Because of the potential for 1) HIV transmission (in HIV-negative infants);
2) developing viral resistance (in HIV-positive infants); and
3) adverse reactions in a breastfed infant similar to those seen in adults,
instruct mothers not to breastfeed if they are receiving BIKTARVY.
3.Pediatric Use-
Safety and effectiveness of BIKTARVY in pediatric patients less than 18 years of age have not been established.
4. Geriatric Use-
Clinical trials of BIKTARVY did not include sufficient numbers of subjects aged 65 and
over to determine whether they respond differently from younger subjects.
5. Renal Impairment-
BIKTARVY is not recommended in patients with severe renal impairment (estimated creatinine clearance (CLcr) below 30 mL per minute, estimated by Cockcroft-Gault (CG).
No dosage adjustment of BIKTARVY is recommended in patients with CLcr greater than or equal to 30 mL per minute [see Dosage and Administration (2.3)]. 8.7 Hepatic Impairment
No dosage adjustment of BIKTARVY is recommended in patients with mild (Child-Pugh Class A) or moderate (Child-Pugh Class B) hepatic impairment. BIKTARVY has not been studied in patients with severe hepatic impairment (Child-Pugh Class C).
Therefore, BIKTARVY is not recommended for use in patients with severe hepatic impairment.
OVERDOSAGE
No data are available on overdose of BIKTARVY in patients.
If overdose occurs, monitor the patient for evidence of toxicity. Treatment of overdose with BIKTARVY consists of general supportive measures including monitoring of vital signs as well as observation of the clinical status of the patient.

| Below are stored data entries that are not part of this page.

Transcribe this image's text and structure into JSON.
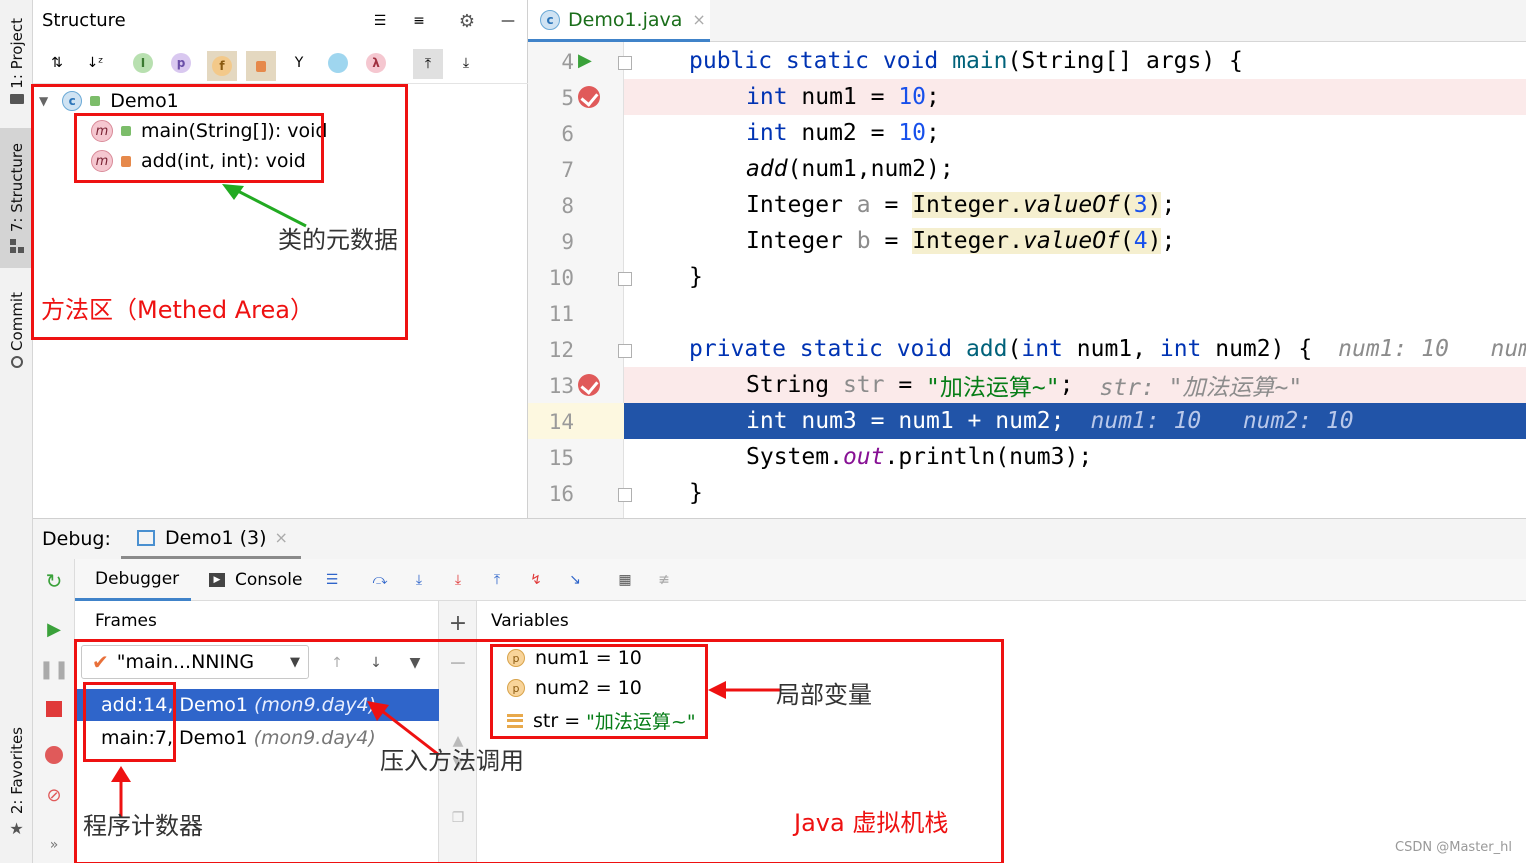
{
  "left_strip": {
    "tabs": [
      {
        "label": "1: Project"
      },
      {
        "label": "7: Structure"
      },
      {
        "label": "Commit"
      },
      {
        "label": "2: Favorites"
      }
    ]
  },
  "structure": {
    "title": "Structure",
    "tree": {
      "root": "Demo1",
      "children": [
        {
          "label": "main(String[]): void"
        },
        {
          "label": "add(int, int): void"
        }
      ]
    },
    "annotations": {
      "metadata": "类的元数据",
      "method_area": "方法区（Methed Area）"
    }
  },
  "editor": {
    "tab_label": "Demo1.java",
    "lines": [
      {
        "n": "4"
      },
      {
        "n": "5"
      },
      {
        "n": "6"
      },
      {
        "n": "7"
      },
      {
        "n": "8"
      },
      {
        "n": "9"
      },
      {
        "n": "10"
      },
      {
        "n": "11"
      },
      {
        "n": "12"
      },
      {
        "n": "13"
      },
      {
        "n": "14"
      },
      {
        "n": "15"
      },
      {
        "n": "16"
      }
    ],
    "code": {
      "l4_kw": "public static void ",
      "l4_name": "main",
      "l4_rest": "(String[] args) {",
      "l5_kw": "int",
      "l5_rest": " num1 = ",
      "l5_num": "10",
      "l6_kw": "int",
      "l6_rest": " num2 = ",
      "l6_num": "10",
      "l7_call": "add",
      "l7_rest": "(num1,num2);",
      "l8_type": "Integer ",
      "l8_var": "a",
      "l8_eq": " = ",
      "l8_cls": "Integer.",
      "l8_m": "valueOf",
      "l8_open": "(",
      "l8_num": "3",
      "l8_close": ")",
      "l8_end": ";",
      "l9_type": "Integer ",
      "l9_var": "b",
      "l9_eq": " = ",
      "l9_cls": "Integer.",
      "l9_m": "valueOf",
      "l9_open": "(",
      "l9_num": "4",
      "l9_close": ")",
      "l9_end": ";",
      "l10": "}",
      "l12_kw1": "private static void ",
      "l12_name": "add",
      "l12_p1": "(",
      "l12_kw2": "int",
      "l12_p2": " num1, ",
      "l12_kw3": "int",
      "l12_p3": " num2) {",
      "l12_inlay": "num1: 10   num",
      "l13_type": "String ",
      "l13_var": "str",
      "l13_eq": " = ",
      "l13_str": "\"加法运算~\"",
      "l13_end": ";",
      "l13_inlay": "str: \"加法运算~\"",
      "l14_kw": "int",
      "l14_rest": " num3 = num1 + num2;",
      "l14_inlay": "num1: 10   num2: 10",
      "l15_a": "System.",
      "l15_out": "out",
      "l15_b": ".println(num3);",
      "l16": "}"
    }
  },
  "debug": {
    "label": "Debug:",
    "session_tab": "Demo1 (3)",
    "tabs": {
      "debugger": "Debugger",
      "console": "Console"
    },
    "frames": {
      "title": "Frames",
      "thread": "\"main...NNING",
      "rows": [
        {
          "method": "add:14, Demo1",
          "pkg": "(mon9.day4)",
          "selected": true
        },
        {
          "method": "main:7, Demo1",
          "pkg": "(mon9.day4)",
          "selected": false
        }
      ]
    },
    "variables": {
      "title": "Variables",
      "rows": [
        {
          "name": "num1",
          "eq": " = ",
          "value": "10"
        },
        {
          "name": "num2",
          "eq": " = ",
          "value": "10"
        },
        {
          "name": "str",
          "eq": " = ",
          "value": "\"加法运算~\""
        }
      ]
    },
    "annotations": {
      "push_call": "压入方法调用",
      "pc": "程序计数器",
      "locals": "局部变量",
      "jvm_stack": "Java 虚拟机栈"
    }
  },
  "watermark": "CSDN @Master_hl",
  "colors": {
    "annotation_red": "#ee1111",
    "selection_blue": "#2f65ca",
    "current_line": "#2154a8",
    "breakpoint_line": "#fbeaea",
    "keyword": "#0033b3",
    "number": "#1750eb",
    "string": "#067d17"
  }
}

Hemodialysis treatment removes approximately 30% of the FTC dose over a 3-hour dialysis period starting within 1.5 hours of FTC dosing (blood flow rate of 400 mL per minute and a dialysate flow rate of 600 mL per minute).
It is not known whether FTC can be removed by peritoneal dialysis. Tenofovir is efficiently removed by hemodialysis with an extraction coefficient of approximately 54%.